The use of artificial intelligence (AI) may help solve this issue. Machine learning, which is a data analysis technique for realizing AI, is a method in which computers automatically analyze data to discover and learn the rules and patterns behind the data. In recent years, there has been an emphasis on making predictions and decisions based on the results of such learning, and the use of AI in the medical field has increased. It has been successful in building models for retrospectively identifying abnormalities in diverse types of images [2]. In particular, systems for detecting colorectal cancer, skin tumors, cerebral aneurysms, and influenza infection, among others, by AI-based imaging diagnosis have been consecutively developed. In rheumatology, many results related to treatment support have been reported. Studies have successfully predicted the response to treatment and the prognosis of rheumatoid arthritis (RA) patients using data on clinical markers and genetic analyses. In 2019, Kim et al. used transcriptome profiling of RA synovium to predict treatment responses from inflammatory signals [3]. Furthermore, Guan et al. used clinical data and single-nucleotide polymorphism sequence data to predict the patient response to antitumor necrosis factor therapy [4]. Subsequently, many prognostic predictors of the patient response to treatment and rehospitalization have been reported for RA, systemic lupus erythematosus (SLE), juvenile idiopathic arthritis, spondyloarthropathy, and osteoarthritis. However, there have not yet been any AI studies for IgG4-RD.
In addition, the therapeutic strategy for rheumatic diseases is decided after carefully considering the distribution and degree of disability. These are the areas in which AI excels the most. Currently, the diagnosis of IgG4-related disease (IgG4-RD) is based on blood test results; findings from imaging examinations such as computed tomography (CT), MRI, and fluorodeoxyglucose positron emission tomography (FDG-PET), and histopathological findings. As a result, the invasiveness to the patients is high, and the high cost of medical care has become a problem. Thus, this study investigated whether AI can be trained to differentiate IgG4-RD from other rheumatic diseases by learning the typical cases of both IgG4-RD and non-IgG4-RD, and whether proper diagnosis is possible. The results of this study are expected to be useful for assisting nonspecialist physicians in the community to make appropriate diagnosis and treatment decisions for patients with IgG4-RD.

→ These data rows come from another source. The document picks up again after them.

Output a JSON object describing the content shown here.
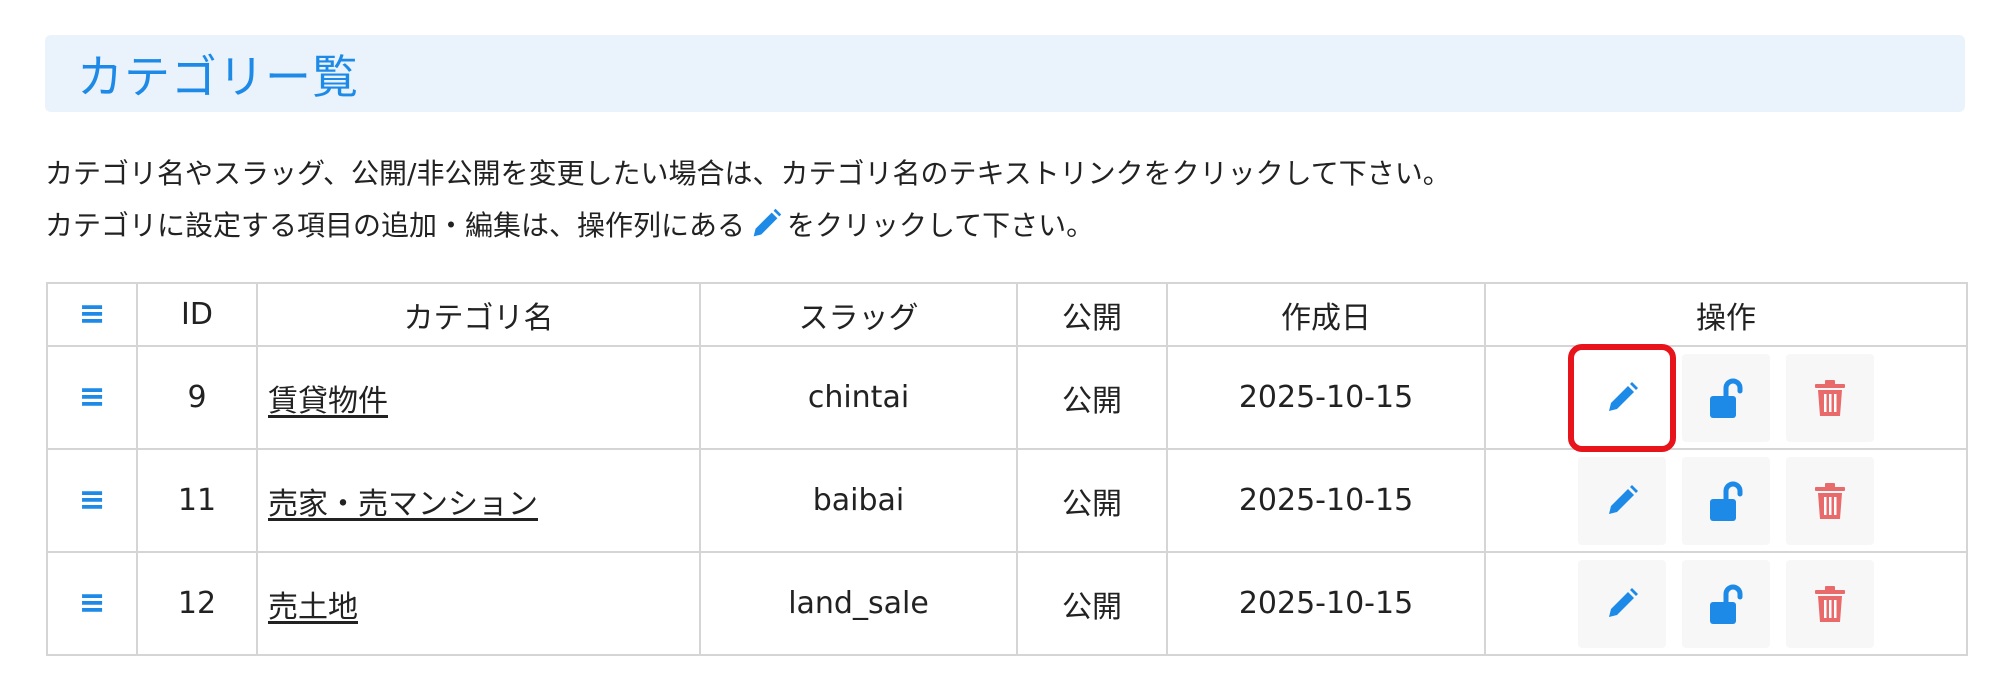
{
  "header": {
    "title": "カテゴリー覧"
  },
  "description": {
    "line1": "カテゴリ名やスラッグ、公開/非公開を変更したい場合は、カテゴリ名のテキストリンクをクリックして下さい。",
    "line2_before": "カテゴリに設定する項目の追加・編集は、操作列にある",
    "line2_icon": "pencil-icon",
    "line2_after": "をクリックして下さい。"
  },
  "table": {
    "headers": {
      "drag": "≡",
      "id": "ID",
      "name": "カテゴリ名",
      "slug": "スラッグ",
      "status": "公開",
      "created": "作成日",
      "actions": "操作"
    },
    "rows": [
      {
        "id": "9",
        "name": "賃貸物件",
        "slug": "chintai",
        "status": "公開",
        "created": "2025-10-15"
      },
      {
        "id": "11",
        "name": "売家・売マンション",
        "slug": "baibai",
        "status": "公開",
        "created": "2025-10-15"
      },
      {
        "id": "12",
        "name": "売土地",
        "slug": "land_sale",
        "status": "公開",
        "created": "2025-10-15"
      }
    ],
    "row_drag_glyph": "≡",
    "action_icons": [
      "pencil-icon",
      "unlock-icon",
      "trash-icon"
    ],
    "highlighted_action": "row 1 edit (pencil) button"
  },
  "colors": {
    "accent": "#1d8ae8",
    "title_bg": "#eaf3fb",
    "delete": "#e96a6a",
    "highlight_border": "#e8141c",
    "grid": "#d5d5d5"
  }
}
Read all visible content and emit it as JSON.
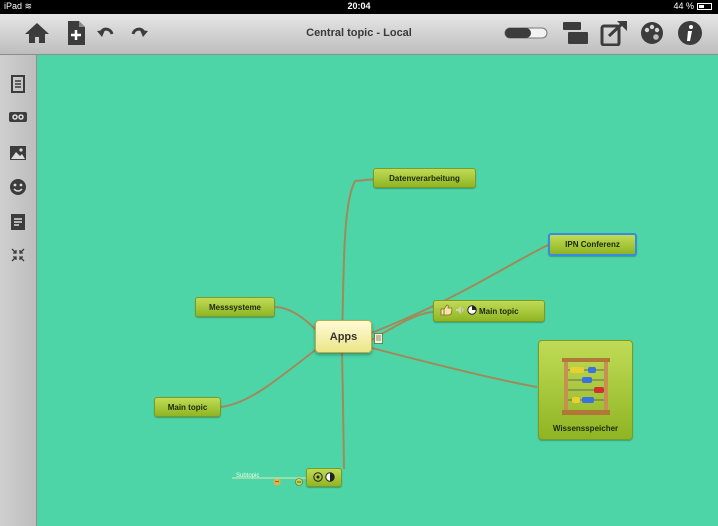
{
  "status_bar": {
    "device": "iPad",
    "time": "20:04",
    "battery": "44 %"
  },
  "toolbar": {
    "title": "Central topic - Local"
  },
  "colors": {
    "canvas": "#4dd5a8",
    "branch": "#a08a5a",
    "node_green": "#a6c63a",
    "central": "#f6f0b0",
    "selection": "#3a8ae0"
  },
  "icons": {
    "toolbar": [
      "home-icon",
      "add-document-icon",
      "undo-icon",
      "redo-icon",
      "toggle-icon",
      "presentation-icon",
      "export-icon",
      "palette-icon",
      "info-icon"
    ],
    "sidebar": [
      "notes-icon",
      "link-icon",
      "image-icon",
      "smiley-icon",
      "task-icon",
      "collapse-icon"
    ]
  },
  "mindmap": {
    "central": "Apps",
    "topics": [
      "Datenverarbeitung",
      "IPN Conferenz",
      "Main topic",
      "Messsysteme",
      "Main topic",
      "Wissensspeicher"
    ],
    "subtopic": "Subtopic"
  }
}
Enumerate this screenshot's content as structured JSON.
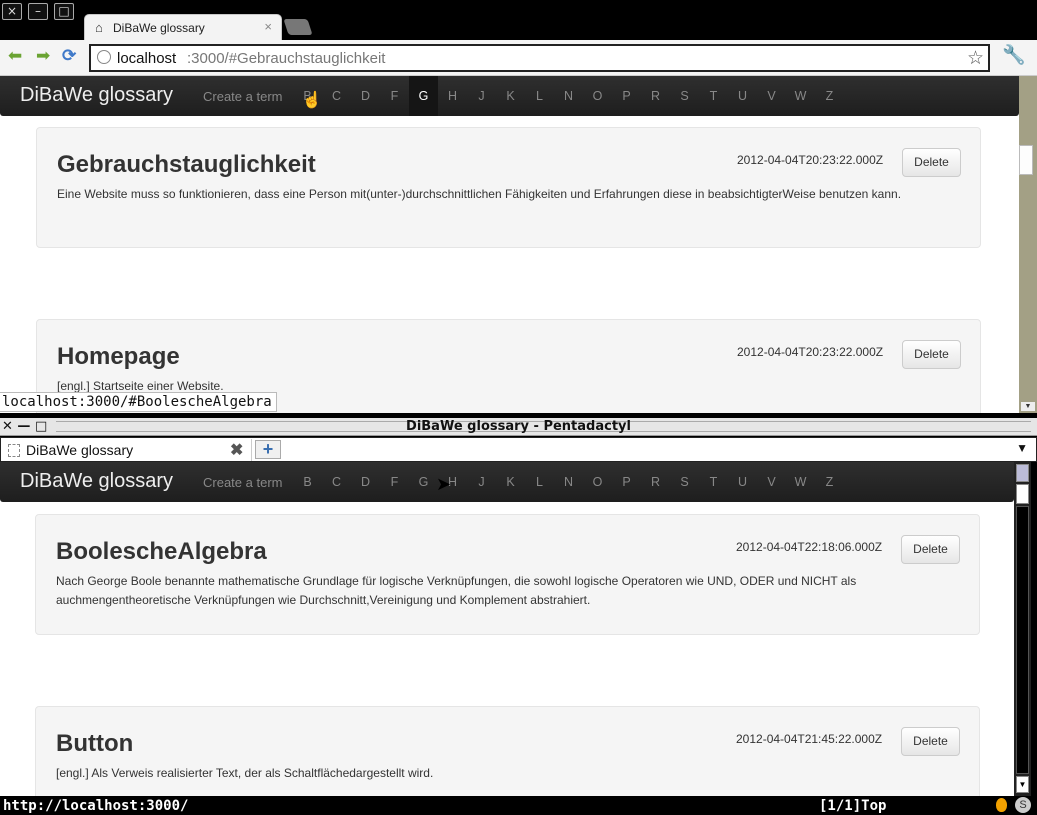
{
  "chrome": {
    "wm_buttons": [
      "×",
      "–",
      "□"
    ],
    "tab_title": "DiBaWe glossary",
    "tab_close": "×",
    "url_host": "localhost",
    "url_rest": ":3000/#Gebrauchstauglichkeit",
    "status_url": "localhost:3000/#BoolescheAlgebra",
    "icons": [
      "back-arrow-icon",
      "forward-arrow-icon",
      "reload-icon",
      "globe-icon",
      "star-icon",
      "wrench-icon",
      "home-icon"
    ],
    "app": {
      "brand": "DiBaWe glossary",
      "create": "Create a term",
      "letters": [
        "B",
        "C",
        "D",
        "F",
        "G",
        "H",
        "J",
        "K",
        "L",
        "N",
        "O",
        "P",
        "R",
        "S",
        "T",
        "U",
        "V",
        "W",
        "Z"
      ],
      "active_letter": "G",
      "entries": [
        {
          "title": "Gebrauchstauglichkeit",
          "date": "2012-04-04T20:23:22.000Z",
          "delete": "Delete",
          "desc": "Eine Website muss so funktionieren, dass eine Person mit(unter-)durchschnittlichen Fähigkeiten und Erfahrungen diese in beabsichtigterWeise benutzen kann."
        },
        {
          "title": "Homepage",
          "date": "2012-04-04T20:23:22.000Z",
          "delete": "Delete",
          "desc": "[engl.] Startseite einer Website."
        }
      ]
    }
  },
  "pentadactyl": {
    "window_title": "DiBaWe glossary - Pentadactyl",
    "wm_controls": "✕ — □",
    "tab_title": "DiBaWe glossary",
    "new_tab": "+",
    "tab_list": "▼",
    "app": {
      "brand": "DiBaWe glossary",
      "create": "Create a term",
      "letters": [
        "B",
        "C",
        "D",
        "F",
        "G",
        "H",
        "J",
        "K",
        "L",
        "N",
        "O",
        "P",
        "R",
        "S",
        "T",
        "U",
        "V",
        "W",
        "Z"
      ],
      "entries": [
        {
          "title": "BoolescheAlgebra",
          "date": "2012-04-04T22:18:06.000Z",
          "delete": "Delete",
          "desc": "Nach George Boole benannte mathematische Grundlage für logische Verknüpfungen, die sowohl logische Operatoren wie UND, ODER und NICHT als auchmengentheoretische Verknüpfungen wie Durchschnitt,Vereinigung und Komplement abstrahiert."
        },
        {
          "title": "Button",
          "date": "2012-04-04T21:45:22.000Z",
          "delete": "Delete",
          "desc": "[engl.] Als Verweis realisierter Text, der als Schaltflächedargestellt wird."
        }
      ]
    },
    "status_url": "http://localhost:3000/",
    "status_pos": "[1/1]Top"
  }
}
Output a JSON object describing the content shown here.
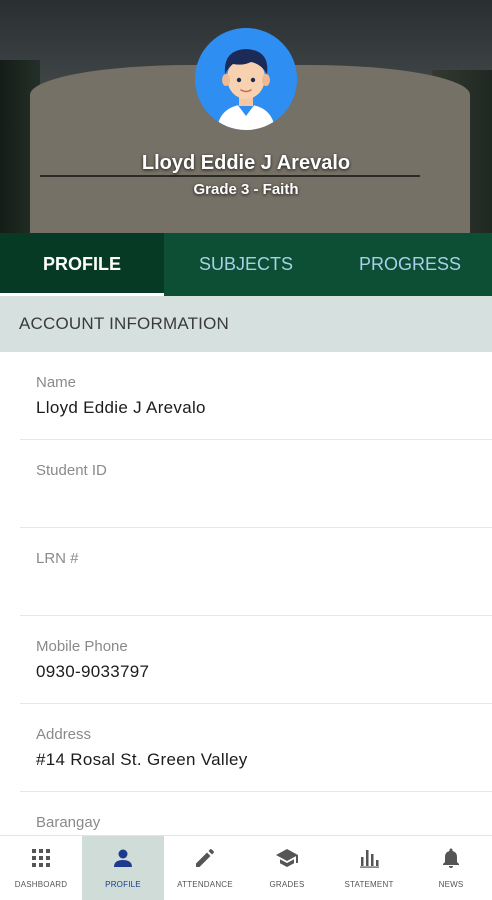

In terms of model fitting, when the serum IgG4 values were known, the CART method used a cp (a parameter indicating the complexity of the tree model) value of 0.017, and the random forest method used a mtry (the number of variables to be employed in the model) of 5 and a ntree (the number of decision trees to be tried) of 400, and when the serum IgG4 values were unknown, for the CART method used a cp value of 0.015, and random forest method used a mtry of 3 and a ntree of 300 for optimization. The Shapiro-Wilk test was conducted to confirm that the training, test, and validation samples had a normal distribution (p = 0.62). Intergroup comparisons were performed using a two-tailed t test. The accuracy of the model was retrospectively evaluated by drawing a receiver-operating characteristic (ROC) curve from the sensitivity and specificity of the validation sample, and by calculating the area under the curve (AUC). P values less than 0.05 were considered to denote statistical significance. Values are provided as the mean standard deviation unless otherwise noted.